On Monday, the White House released a proposal for what will be the second-to-last budget of President Obama's presidency. The many specific parts of the nearly $4 trillion budget will no doubt be debated for hours on end in both houses of Congress, but analysts agree that there are provisions that Democrats and Republicans should agree upon.
The new funding plan includes a $30 million increase in funding for pipeline safety, bringing the total allocation to $175 million. It is part of a larger $500 billion infrastructure investment, which is expected to be one of the most likely areas of cross-aisle collaboration. The government money would go to both federal pipelines, which cross state lines, and those that do not. As this blog reported, the latter were recently targeted by the National Transportation Safety Board as being at risk due to insufficient oversight.

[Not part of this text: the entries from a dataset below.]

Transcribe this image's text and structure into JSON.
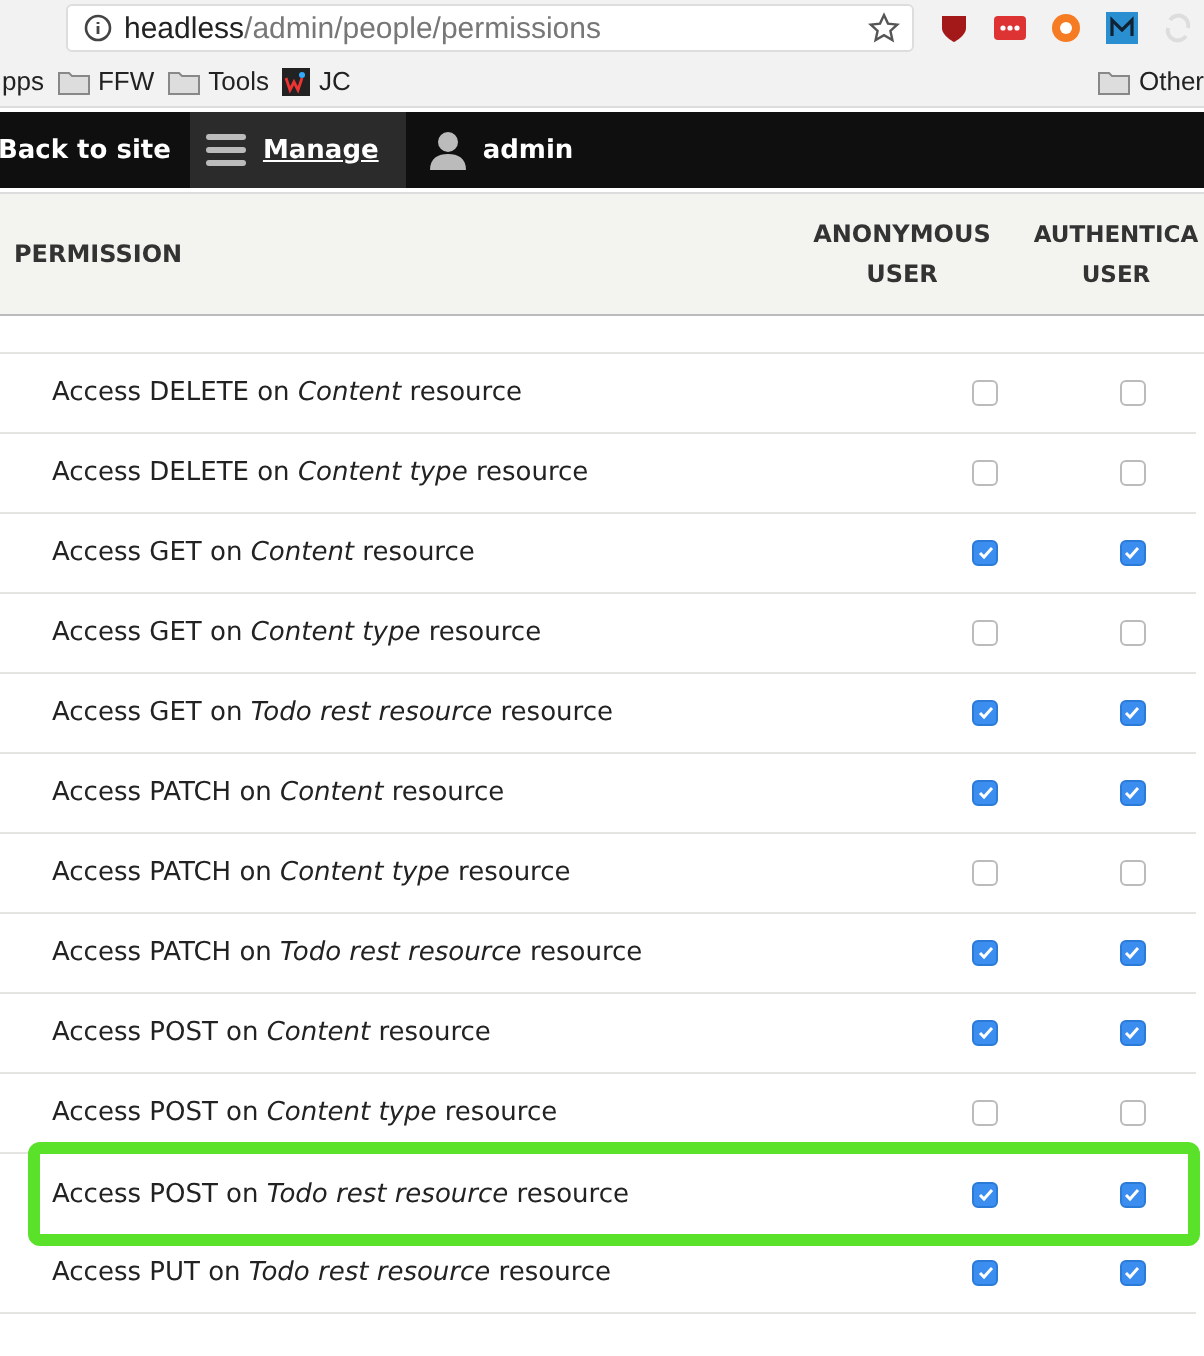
{
  "browser": {
    "url_host": "headless",
    "url_path": "/admin/people/permissions",
    "bookmarks": [
      {
        "kind": "plain",
        "label": "pps"
      },
      {
        "kind": "folder",
        "label": "FFW"
      },
      {
        "kind": "folder",
        "label": "Tools"
      },
      {
        "kind": "logo",
        "label": "JC"
      }
    ],
    "other_bookmarks": "Other"
  },
  "toolbar": {
    "back": "Back to site",
    "manage": "Manage",
    "user": "admin"
  },
  "table": {
    "columns": [
      "PERMISSION",
      "ANONYMOUS USER",
      "AUTHENTICA USER"
    ],
    "rows": [
      {
        "label": "Access DELETE on *Content* resource",
        "anonymous": false,
        "authenticated": false,
        "highlighted": false
      },
      {
        "label": "Access DELETE on *Content type* resource",
        "anonymous": false,
        "authenticated": false,
        "highlighted": false
      },
      {
        "label": "Access GET on *Content* resource",
        "anonymous": true,
        "authenticated": true,
        "highlighted": false
      },
      {
        "label": "Access GET on *Content type* resource",
        "anonymous": false,
        "authenticated": false,
        "highlighted": false
      },
      {
        "label": "Access GET on *Todo rest resource* resource",
        "anonymous": true,
        "authenticated": true,
        "highlighted": false
      },
      {
        "label": "Access PATCH on *Content* resource",
        "anonymous": true,
        "authenticated": true,
        "highlighted": false
      },
      {
        "label": "Access PATCH on *Content type* resource",
        "anonymous": false,
        "authenticated": false,
        "highlighted": false
      },
      {
        "label": "Access PATCH on *Todo rest resource* resource",
        "anonymous": true,
        "authenticated": true,
        "highlighted": false
      },
      {
        "label": "Access POST on *Content* resource",
        "anonymous": true,
        "authenticated": true,
        "highlighted": false
      },
      {
        "label": "Access POST on *Content type* resource",
        "anonymous": false,
        "authenticated": false,
        "highlighted": false
      },
      {
        "label": "Access POST on *Todo rest resource* resource",
        "anonymous": true,
        "authenticated": true,
        "highlighted": true
      },
      {
        "label": "Access PUT on *Todo rest resource* resource",
        "anonymous": true,
        "authenticated": true,
        "highlighted": false
      }
    ]
  }
}
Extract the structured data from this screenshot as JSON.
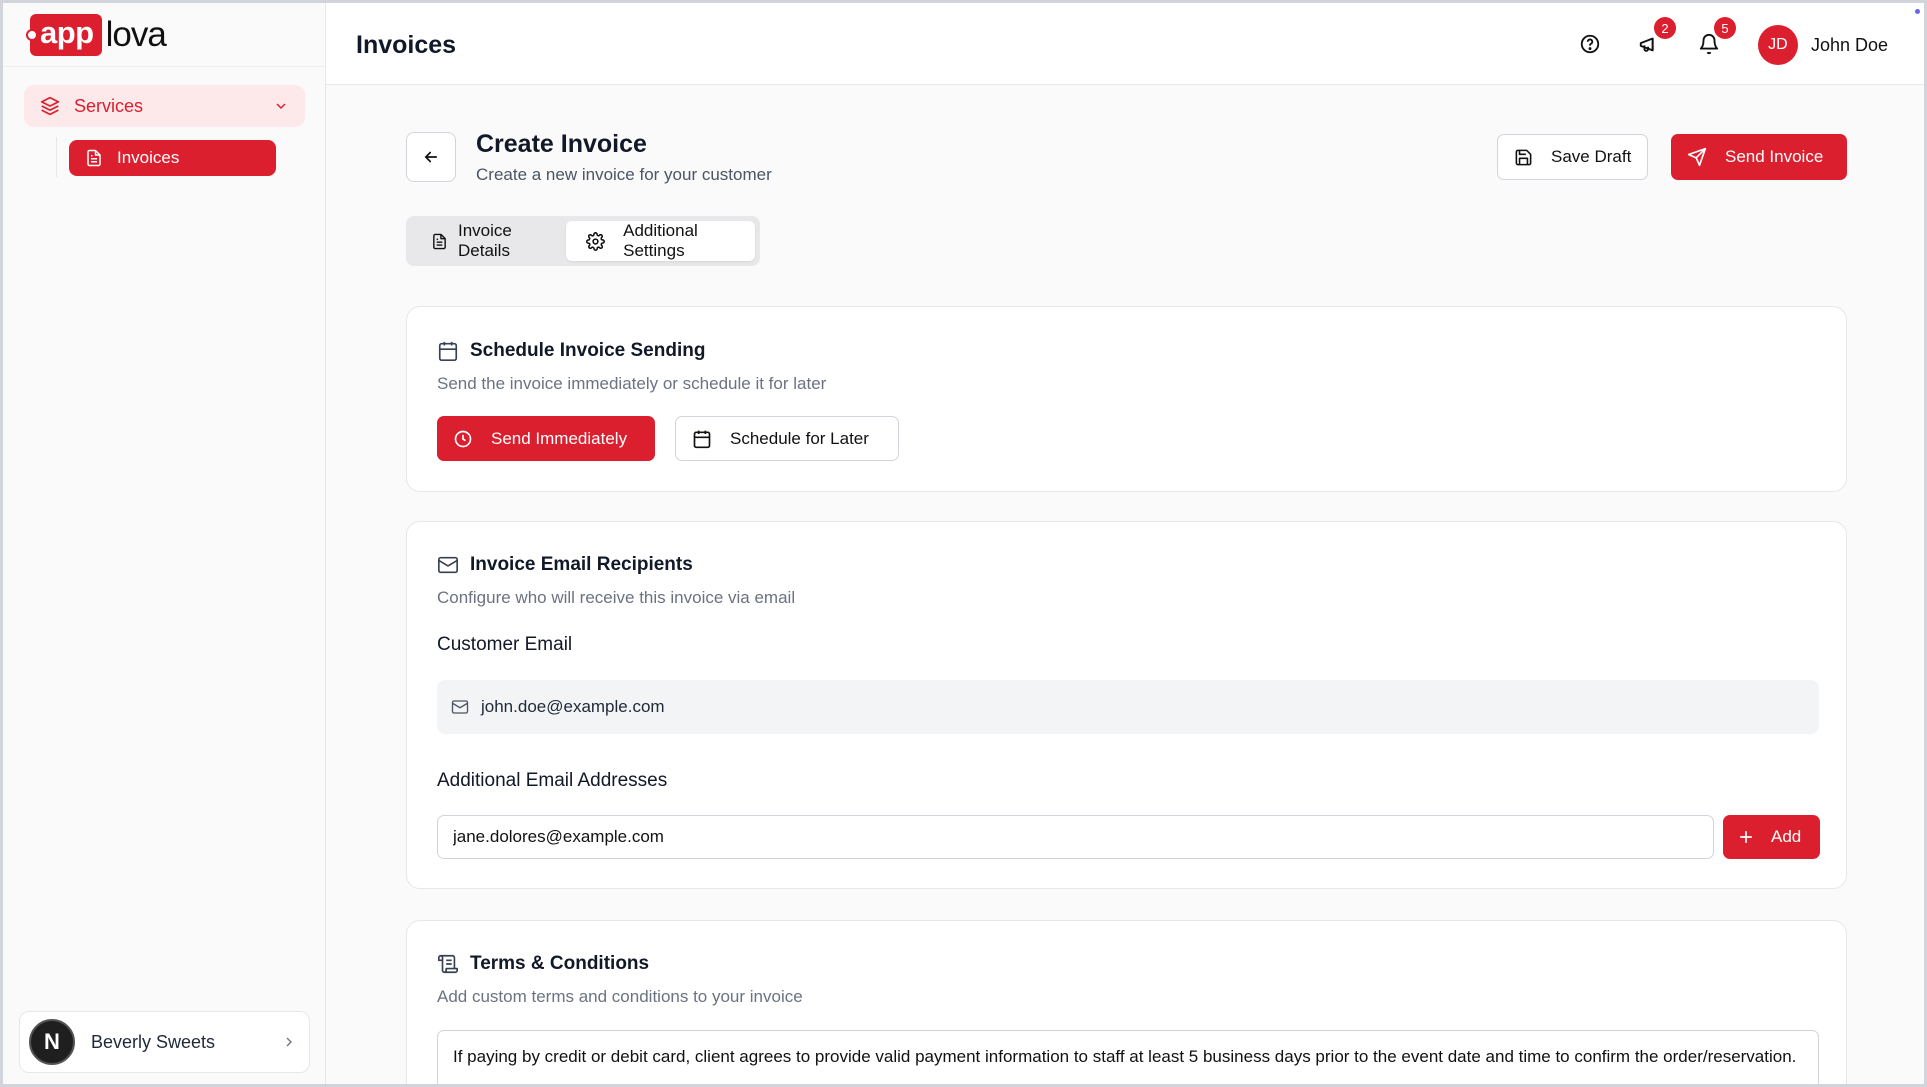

The spending increase aims to help the Pipeline and Hazardous Materials Safety Administration (PHMSA) to refine its safety measures as new sources of crude oil and natural gas change the energy industry's landscape. Many of these new types of oil are being transported in pipelines that were not built specifically for them, increasing the number of explosions and minor incidents.
"Too many communities across Pennsylvania have felt the impact of these terrible explosions," said Senator Bob Casey, Jr. (D-Penn.), whose state houses part of the Marcellus Formation of natural gas. "Having more inspections and replacing our aging pipelines will make our communities safer."
Certified professionals can provide pipeline safety training to ensure that all inspections are carried out according to PHMSA specifications. Proper safety will allow the industry to continue exploring new energy sources while reducing the threat of major incidents.